1. Buka konten
  2. Buka menu utama
  3. Buka situs DW lainnya
KesehatanCina

Cina Bantah Ragukan Keampuhan Vaksin Buatan Sendiri

13 April 2021

Pemerintah Cina membantah klaim toritas kesehatan di Cina yang meragukan tingkat efikasi vaksin buatan sendiri Sinovac dan berniat mencari cara baru meningkatkan keampuhan vaksin.

https://p.dw.com/p/3rt3M
Coronavirus | Illustration zum chinesischen Impfstoff Sinovac
Foto: Pavlo Gonchar/ZUMA Wire/imago images

Untuk pertama kalinya pejabat tinggi Cina mengakui rendahnya keampuhan vaksin corona buatan dalam negeri. "Vaksin-vaksin Cina tidak memiliki tingkat perlindungan yang tinggi," kata Direktur Badan Pengawasan dan Pencegahan Penyakit Cina, Gao Fu, dalam sebuah konferensi di Chengdu.

Lembaganya kini berusaha mencari cara baru meningkatkan efikasi Sinovac dan Sinopharm, antara lain dengan mencampurkannya dengan vaksin lain, tutur Gao.

Namun menurut laporan media berbahasa Inggris milik Cina, The Global Times, Gao menilai komentarnya itu banyak "disalahpahami." Kepada Associated Press, Gao mengatakan dia berbicara tentang tingkat efikasi "vaksin-vaksin di dunia, bukan Cina." Namun dia menolak menjawab secara rinci jenis vaksin yang dia maksud.

Dalam pertemuan di Chendu, Gao banyak membahas keampuhan vaksin berbasis mRNA seperti yang dikembangkan BioNTech/Pfizer. Menurutnya terobosan vaksin DNA memiliki banyak keuntungan. Padahal Desember silam, dia masih meragukan keamanan vaksin mRNA, lantaran untuk pertama kalinya digunakan pada manusia sehat.

Pernyataan Gao mengisyaratkan Cina sedang mengembangkan vaksin baru berbasis mRNA. Hal ini diakui oleh seorang pejabat pemerintah di Beijing. "Vaksin mRNA yang dikembangkan di dalam negeri sudah memasuki tahap kritis pada uji klinis," kata Wang Huaqing, tanpa merinci tenggat waktu pengembangan.

Mencampurkan vaksin demi tingkatkan efikasi

Sejauh ini Cina sudah mengizinkan empat vaksin corona. Kebanyakan menggunakan virus mati sebagai media pemicu kekebalan tubuh. Dua vaksin, Sinovac dan Sinopharm, yang diproduksi pemerintah saat ini sudah disebar di 22 negara, termasuk Indonesia, Meksiko, Turki, Hongaria dan Brasil.

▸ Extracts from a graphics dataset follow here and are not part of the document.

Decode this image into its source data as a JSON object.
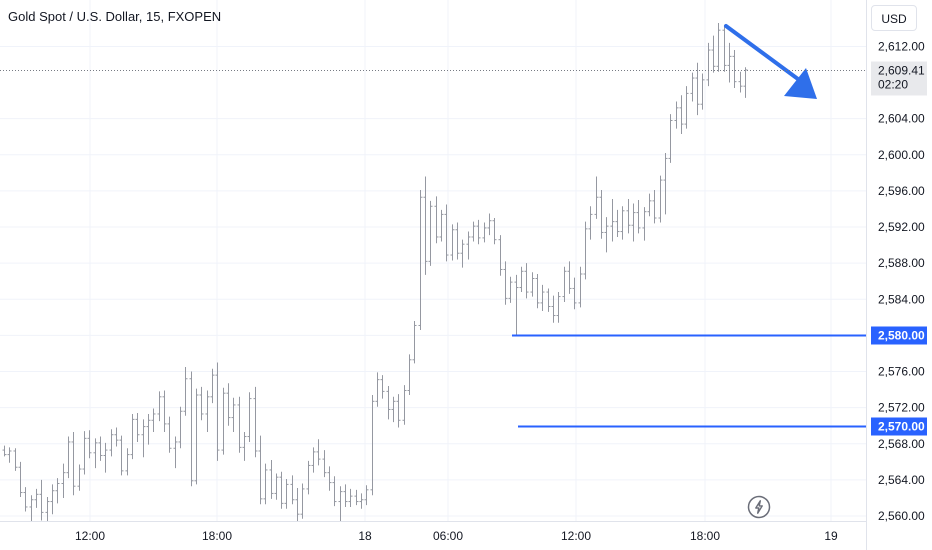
{
  "header": {
    "title": "Gold Spot / U.S. Dollar, 15, FXOPEN",
    "currency": "USD"
  },
  "price_panel": {
    "last_price": "2,609.41",
    "countdown": "02:20"
  },
  "levels": [
    {
      "value": 2580,
      "label": "2,580.00"
    },
    {
      "value": 2570,
      "label": "2,570.00"
    }
  ],
  "colors": {
    "level_line": "#2962ff",
    "candles": "#9598a1",
    "arrow": "#2f6fea",
    "grid": "#f0f3fa",
    "price_tag": "#e8e9ec"
  },
  "icons": {
    "bottom_right": "lightning-icon",
    "arrow": "down-arrow-drawing"
  },
  "chart_data": {
    "type": "candlestick-bar",
    "title": "Gold Spot / U.S. Dollar, 15, FXOPEN",
    "ylim": [
      2559,
      2615
    ],
    "y_ticks": [
      2560,
      2564,
      2568,
      2572,
      2576,
      2580,
      2584,
      2588,
      2592,
      2596,
      2600,
      2604,
      2612
    ],
    "y_tick_labels": [
      "2,560.00",
      "2,564.00",
      "2,568.00",
      "2,572.00",
      "2,576.00",
      "2,580.00",
      "2,584.00",
      "2,588.00",
      "2,592.00",
      "2,596.00",
      "2,600.00",
      "2,604.00",
      "2,612.00"
    ],
    "x_ticks": [
      "12:00",
      "18:00",
      "18",
      "06:00",
      "12:00",
      "18:00",
      "19"
    ],
    "grid": true,
    "bars": [
      [
        2567.3,
        2567.8,
        2566.6,
        2566.8
      ],
      [
        2566.8,
        2567.6,
        2565.9,
        2567.2
      ],
      [
        2567.2,
        2567.5,
        2565.0,
        2565.4
      ],
      [
        2565.4,
        2566.0,
        2562.1,
        2562.6
      ],
      [
        2562.6,
        2563.2,
        2560.5,
        2561.0
      ],
      [
        2561.0,
        2562.3,
        2559.4,
        2561.8
      ],
      [
        2561.8,
        2563.0,
        2560.9,
        2562.4
      ],
      [
        2562.4,
        2564.0,
        2559.5,
        2560.4
      ],
      [
        2560.4,
        2562.1,
        2559.4,
        2561.6
      ],
      [
        2561.6,
        2563.5,
        2560.2,
        2562.8
      ],
      [
        2562.8,
        2564.2,
        2561.4,
        2563.6
      ],
      [
        2563.6,
        2565.8,
        2562.0,
        2564.8
      ],
      [
        2564.8,
        2568.8,
        2564.2,
        2568.2
      ],
      [
        2568.2,
        2569.3,
        2562.3,
        2563.3
      ],
      [
        2563.3,
        2565.7,
        2562.8,
        2565.2
      ],
      [
        2565.2,
        2569.4,
        2564.6,
        2568.6
      ],
      [
        2568.6,
        2569.5,
        2566.4,
        2567.0
      ],
      [
        2567.0,
        2568.6,
        2565.3,
        2568.1
      ],
      [
        2568.1,
        2568.8,
        2566.1,
        2566.7
      ],
      [
        2566.7,
        2568.1,
        2564.8,
        2567.3
      ],
      [
        2567.3,
        2569.6,
        2566.6,
        2569.0
      ],
      [
        2569.0,
        2569.8,
        2567.7,
        2568.4
      ],
      [
        2568.4,
        2568.9,
        2564.5,
        2565.0
      ],
      [
        2565.0,
        2567.5,
        2564.5,
        2566.8
      ],
      [
        2566.8,
        2571.3,
        2566.3,
        2570.7
      ],
      [
        2570.7,
        2571.4,
        2568.2,
        2569.0
      ],
      [
        2569.0,
        2570.7,
        2566.5,
        2569.9
      ],
      [
        2569.9,
        2571.3,
        2567.9,
        2570.6
      ],
      [
        2570.6,
        2571.9,
        2569.3,
        2571.3
      ],
      [
        2571.3,
        2573.8,
        2570.5,
        2573.2
      ],
      [
        2573.2,
        2573.9,
        2569.3,
        2570.2
      ],
      [
        2570.2,
        2571.0,
        2567.0,
        2567.5
      ],
      [
        2567.5,
        2568.8,
        2565.3,
        2568.2
      ],
      [
        2568.2,
        2572.1,
        2567.5,
        2571.6
      ],
      [
        2571.6,
        2576.5,
        2571.1,
        2575.2
      ],
      [
        2575.2,
        2576.0,
        2563.3,
        2563.9
      ],
      [
        2563.9,
        2574.1,
        2563.5,
        2573.4
      ],
      [
        2573.4,
        2574.3,
        2570.6,
        2571.3
      ],
      [
        2571.3,
        2573.9,
        2569.3,
        2573.2
      ],
      [
        2573.2,
        2576.3,
        2572.5,
        2575.6
      ],
      [
        2575.6,
        2577.0,
        2566.1,
        2567.3
      ],
      [
        2567.3,
        2574.2,
        2566.8,
        2573.6
      ],
      [
        2573.6,
        2574.7,
        2570.0,
        2570.9
      ],
      [
        2570.9,
        2573.1,
        2569.3,
        2572.3
      ],
      [
        2572.3,
        2573.2,
        2567.0,
        2567.6
      ],
      [
        2567.6,
        2569.3,
        2566.1,
        2568.8
      ],
      [
        2568.8,
        2573.7,
        2568.2,
        2573.0
      ],
      [
        2573.0,
        2574.3,
        2566.5,
        2567.2
      ],
      [
        2567.2,
        2568.9,
        2561.3,
        2561.9
      ],
      [
        2561.9,
        2565.8,
        2561.3,
        2565.1
      ],
      [
        2565.1,
        2566.2,
        2561.9,
        2562.5
      ],
      [
        2562.5,
        2564.7,
        2561.8,
        2564.3
      ],
      [
        2564.3,
        2564.9,
        2560.8,
        2561.4
      ],
      [
        2561.4,
        2564.1,
        2560.8,
        2563.5
      ],
      [
        2563.5,
        2564.5,
        2561.3,
        2561.8
      ],
      [
        2561.8,
        2563.1,
        2559.4,
        2560.2
      ],
      [
        2560.2,
        2563.6,
        2559.7,
        2563.0
      ],
      [
        2563.0,
        2566.1,
        2562.4,
        2565.6
      ],
      [
        2565.6,
        2567.6,
        2564.8,
        2567.1
      ],
      [
        2567.1,
        2568.5,
        2565.6,
        2566.3
      ],
      [
        2566.3,
        2567.3,
        2564.3,
        2564.8
      ],
      [
        2564.8,
        2565.5,
        2562.8,
        2563.7
      ],
      [
        2563.7,
        2564.4,
        2561.1,
        2561.6
      ],
      [
        2561.6,
        2563.3,
        2559.4,
        2562.7
      ],
      [
        2562.7,
        2563.5,
        2561.0,
        2561.6
      ],
      [
        2561.6,
        2563.0,
        2561.0,
        2562.2
      ],
      [
        2562.2,
        2562.9,
        2561.2,
        2561.6
      ],
      [
        2561.6,
        2562.5,
        2560.8,
        2561.8
      ],
      [
        2561.8,
        2563.4,
        2561.2,
        2562.9
      ],
      [
        2562.9,
        2573.4,
        2562.3,
        2572.7
      ],
      [
        2572.7,
        2575.9,
        2572.1,
        2575.1
      ],
      [
        2575.1,
        2575.6,
        2573.0,
        2573.8
      ],
      [
        2573.8,
        2574.4,
        2570.7,
        2571.8
      ],
      [
        2571.8,
        2573.2,
        2570.4,
        2572.7
      ],
      [
        2572.7,
        2573.5,
        2569.8,
        2570.6
      ],
      [
        2570.6,
        2574.5,
        2570.1,
        2573.9
      ],
      [
        2573.9,
        2577.9,
        2573.4,
        2577.3
      ],
      [
        2577.3,
        2581.6,
        2576.9,
        2581.1
      ],
      [
        2581.1,
        2596.1,
        2580.6,
        2595.3
      ],
      [
        2595.3,
        2597.6,
        2586.7,
        2588.2
      ],
      [
        2588.2,
        2594.9,
        2587.7,
        2594.3
      ],
      [
        2594.3,
        2595.4,
        2590.2,
        2590.9
      ],
      [
        2590.9,
        2593.9,
        2590.4,
        2593.4
      ],
      [
        2593.4,
        2594.5,
        2588.2,
        2588.9
      ],
      [
        2588.9,
        2592.3,
        2588.3,
        2591.7
      ],
      [
        2591.7,
        2592.5,
        2588.4,
        2589.1
      ],
      [
        2589.1,
        2590.6,
        2587.5,
        2590.1
      ],
      [
        2590.1,
        2591.5,
        2588.4,
        2590.9
      ],
      [
        2590.9,
        2592.6,
        2590.4,
        2592.1
      ],
      [
        2592.1,
        2592.8,
        2590.1,
        2590.8
      ],
      [
        2590.8,
        2592.5,
        2590.3,
        2591.9
      ],
      [
        2591.9,
        2593.5,
        2591.1,
        2592.7
      ],
      [
        2592.7,
        2593.0,
        2590.1,
        2590.6
      ],
      [
        2590.6,
        2591.1,
        2586.6,
        2587.3
      ],
      [
        2587.3,
        2588.2,
        2583.4,
        2584.1
      ],
      [
        2584.1,
        2586.5,
        2583.6,
        2585.9
      ],
      [
        2585.9,
        2586.7,
        2580.1,
        2585.3
      ],
      [
        2585.3,
        2587.6,
        2584.8,
        2587.1
      ],
      [
        2587.1,
        2588.0,
        2584.1,
        2584.8
      ],
      [
        2584.8,
        2587.0,
        2584.3,
        2586.3
      ],
      [
        2586.3,
        2586.8,
        2583.0,
        2583.6
      ],
      [
        2583.6,
        2585.6,
        2582.7,
        2584.8
      ],
      [
        2584.8,
        2585.2,
        2582.6,
        2583.2
      ],
      [
        2583.2,
        2584.4,
        2581.4,
        2582.2
      ],
      [
        2582.2,
        2584.8,
        2581.4,
        2584.3
      ],
      [
        2584.3,
        2587.6,
        2583.7,
        2587.1
      ],
      [
        2587.1,
        2588.2,
        2584.6,
        2585.2
      ],
      [
        2585.2,
        2586.4,
        2582.9,
        2583.6
      ],
      [
        2583.6,
        2587.6,
        2583.1,
        2586.8
      ],
      [
        2586.8,
        2592.6,
        2586.2,
        2591.8
      ],
      [
        2591.8,
        2594.3,
        2590.6,
        2593.4
      ],
      [
        2593.4,
        2597.6,
        2592.9,
        2595.3
      ],
      [
        2595.3,
        2596.1,
        2590.7,
        2591.4
      ],
      [
        2591.4,
        2593.1,
        2589.2,
        2592.1
      ],
      [
        2592.1,
        2595.1,
        2590.4,
        2592.6
      ],
      [
        2592.6,
        2593.9,
        2590.9,
        2591.5
      ],
      [
        2591.5,
        2594.3,
        2590.6,
        2593.8
      ],
      [
        2593.8,
        2595.1,
        2591.3,
        2592.2
      ],
      [
        2592.2,
        2594.6,
        2590.4,
        2593.6
      ],
      [
        2593.6,
        2595.0,
        2591.3,
        2591.9
      ],
      [
        2591.9,
        2594.2,
        2590.5,
        2593.7
      ],
      [
        2593.7,
        2595.7,
        2593.2,
        2594.9
      ],
      [
        2594.9,
        2596.1,
        2592.4,
        2593.0
      ],
      [
        2593.0,
        2597.7,
        2592.5,
        2597.2
      ],
      [
        2597.2,
        2600.2,
        2593.4,
        2599.6
      ],
      [
        2599.6,
        2604.5,
        2599.1,
        2603.8
      ],
      [
        2603.8,
        2605.9,
        2602.9,
        2605.2
      ],
      [
        2605.2,
        2606.6,
        2602.3,
        2603.4
      ],
      [
        2603.4,
        2607.6,
        2602.9,
        2606.8
      ],
      [
        2606.8,
        2609.1,
        2605.9,
        2608.5
      ],
      [
        2608.5,
        2610.2,
        2604.4,
        2605.6
      ],
      [
        2605.6,
        2609.0,
        2605.0,
        2608.3
      ],
      [
        2608.3,
        2612.4,
        2607.6,
        2611.6
      ],
      [
        2611.6,
        2613.2,
        2609.1,
        2609.8
      ],
      [
        2609.8,
        2614.6,
        2609.2,
        2613.8
      ],
      [
        2613.8,
        2614.4,
        2609.2,
        2609.9
      ],
      [
        2609.9,
        2612.4,
        2608.0,
        2610.9
      ],
      [
        2610.9,
        2611.6,
        2607.4,
        2608.1
      ],
      [
        2608.1,
        2609.2,
        2606.9,
        2607.6
      ],
      [
        2607.6,
        2609.7,
        2606.3,
        2609.4
      ]
    ],
    "annotations": [
      {
        "type": "horizontal-line",
        "value": 2580,
        "label": "2,580.00"
      },
      {
        "type": "horizontal-line",
        "value": 2570,
        "label": "2,570.00"
      },
      {
        "type": "arrow",
        "direction": "down-right"
      },
      {
        "type": "last-price",
        "value": 2609.41,
        "label": "2,609.41",
        "countdown": "02:20"
      }
    ]
  }
}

Di Brasil, uji klinis yang dilakukan pemerintah terhadap vaksin Cina hanya menghasilkan tingkat efikasi sebesar 50 persen dalam mencegah penularan. Sementara keampuhannya menghadang gejala berat Covid-19 mencapai 80 persen. Adapun data resmi dari Cina sendiri menunjukkan tingkat efikasi yang lebih tinggi, yakni 79,3% dan 72,5% dalam mencegah penularan.

Sementara sebuah vaksin lain buatan Cina, CanSino, tercatat hanya memiliki efikasi sebesar 65% melawan penularan.

Pemerintah di Beijing sejauh ini sudah menggunakan 161 juta dosis vaksin buatan dalam negeri selama kampanye imunisasi tahun lalu. Cina berencana memberikan vaksin ke setidaknya 40% penduduk hingga bulan Juni.

Juru bicara Sinovac, Liu Peicheng, mengatakan pihaknya mencatat tingkat efikasi berbeda-beda yang dihasilkan uji klinis di berbagai negara terhadap vaksin buatannya. Namun menurutnya hal itu bisa diakibatkan oleh banyak faktor, antara lain usia peserta studi atau galur virus corona.

Dia menyarankan agar pemberian vaksin ditunda selama setidaknya 14 hari antara dosis pertama dan kedua. Dengan cara itu tingkat efikasi Sinovac bisa ditingkatkan.

Badan Pengawas Penyakit Cina saat ini sedang mempertimbangkan untuk menyampur jenis vaksin yang berbeda untuk meningkatkan efikasi. Vaksin yang disebutkan adalah milik BioNTech dan AstraZeneca. Menurut Badan Kesehatan Dunia (WHO) setiap vaksin berdaya efikasi di atas 50 persen tetap berguna untuk mengakhiri pandemi corona.